Auf der Hinfahrt gab es erst einmal ein Highlight, denn die Heimat des deutschen Meisters FC Bayern München, die Allianz Arena, wurde in einer zweistündigen VIP-Führung ausgiebig besichtigt. Selbst jemand der kein Fußball-Fan ist, kam bei dem imposanten Bauwerk ins Staunen. Neben der Besichtigung der Bayern-Kabine durften die Jungzüchter auch auf die Ehrentribüne, in den VIP-Bereich und ins Innere der Arena. Dass der Rasen, der Dank einer "Solarium Anlage" nur alle 15 Monate auswechselt werden muss, keine Wiese ist, die man einfach so betritt, merkten die Teilnehmer bald als jemand das Heiligtum mit einer halben Schuhlänge betrat und der Guide darauf rasch die Teilnehmer aus dem Inneren verdrängte.

Nach einigen Einkäufen im Fan-Shop ging es dann weiter nach Hopfgarten im Brixental. Dort wurde der Fleckviehzuchtbetrieb der Familie Misslinger besichtigt. Die Milch der 60 Fleckviehkühe wird zu einem Teil selbst zu Käse veredelt, den man nach der informativen Besichtigung natürlich verkosten durfte.

Im Sommer ist ein Großteil der Herde auf der 55 Hektar großen Alm, deshalb ist es mehr als bemerkenswert, dass der Betrieb eine Herdenleistung von 9120 Kilogramm bei 4,46 Prozent Fett und 3,46 Prozent Eiweiß erzielt. Im Winter werden neben Belüftungsheu auch Maispellets und Milchviehfutter über den Transponder gefüttert. Neben der Tierhaltung betreibt der Betrieb noch mehrere Ferienwohnungen.
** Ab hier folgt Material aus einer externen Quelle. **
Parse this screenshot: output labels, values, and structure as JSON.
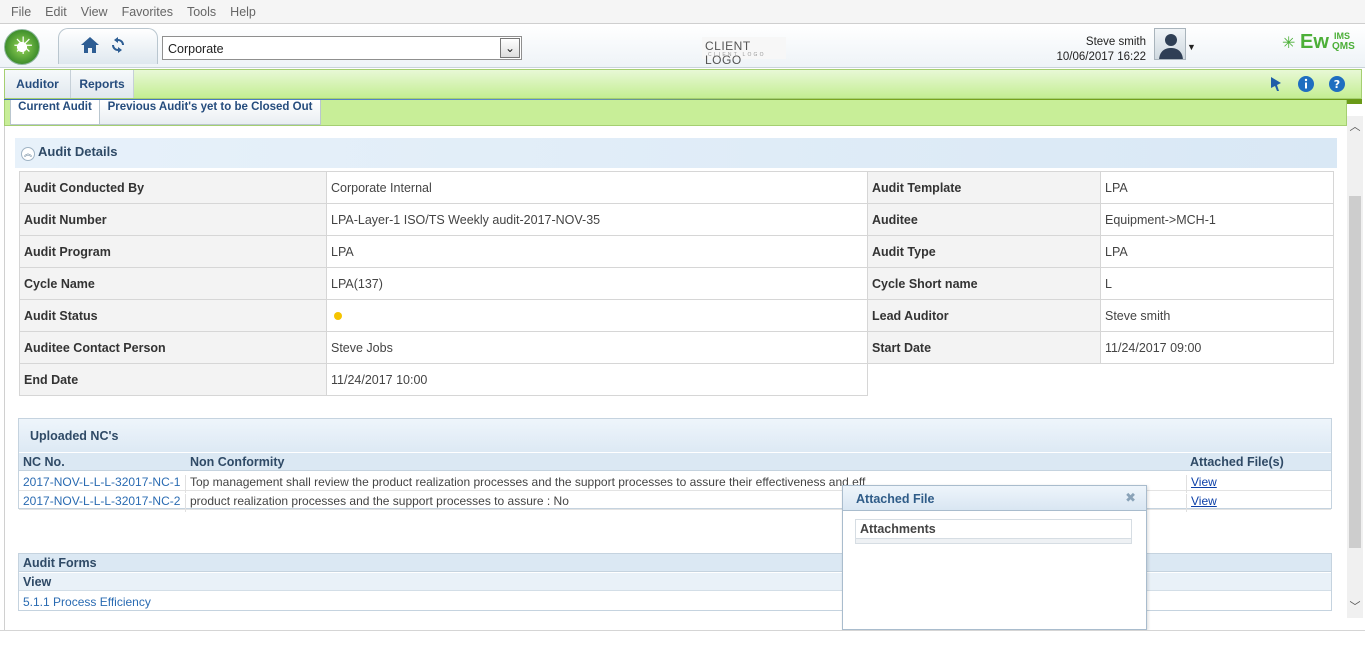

Nach einer Schnapsrunde mit der sehr gastfreundlichen Familie brach man auf zum Zimmerbezug ins Hotel nach Radeberg.

Am Abend ging es dann auf die Bundesfleckviehschau nach Rotholz, wo der Vorführwettbewerb der Jungzüchter auf dem Programm stand. 50 Jungzüchter aus ganz Österreich kämpften um den Titel.

Beim Einzug der neun Bundesländer ins Stadion wurde den Gaildorfern zum ersten Mal bewusst, welchen Stellenwert die Landwirtschaft und Fleckviehzucht in Österreich noch erfreulicherweise besitzt. Nach der Schau wurde in einem riesigen Festzelt gefeiert.

Der zweite Tag stand dann ganz im Zeichen der Fleckviehzucht. Mehr als 150 Kühe stellten sich den Preisrichtern und den Besucher aus 23 Nationen. Bemerkenswert war die Gleichmäßigkeit der Kühe, sodass schlussendlich nur Kleinigkeiten über den Sieg entschieden haben. Der auch in Baden Württemberg eingesetzte Bulle "Rau" war mit einer Vielzahl an Töchtern vertreten, die auch bei der Ringauswahl immer mit vorne dabei waren.

Wie schon am ersten Tag war auf den prall gefüllten Zuschauerrängen eine Gänsehautatmosphäre zu spüren, die in Standing Ovations und La-Ola-Wellen endete. Dabei hielt es auch die Gaildorfer nicht mehr auf den Sitzen.

Am Ende kam noch das Highlight der Schau. Bei der Eliteauktion wurde ein "Impossium"-Sohn für sagenhafte 97.500 Euro versteigert, aber auch eine jährige Tochter des Bullen "Wille" kam für mehr als 11.000 Euro unter den Hammer.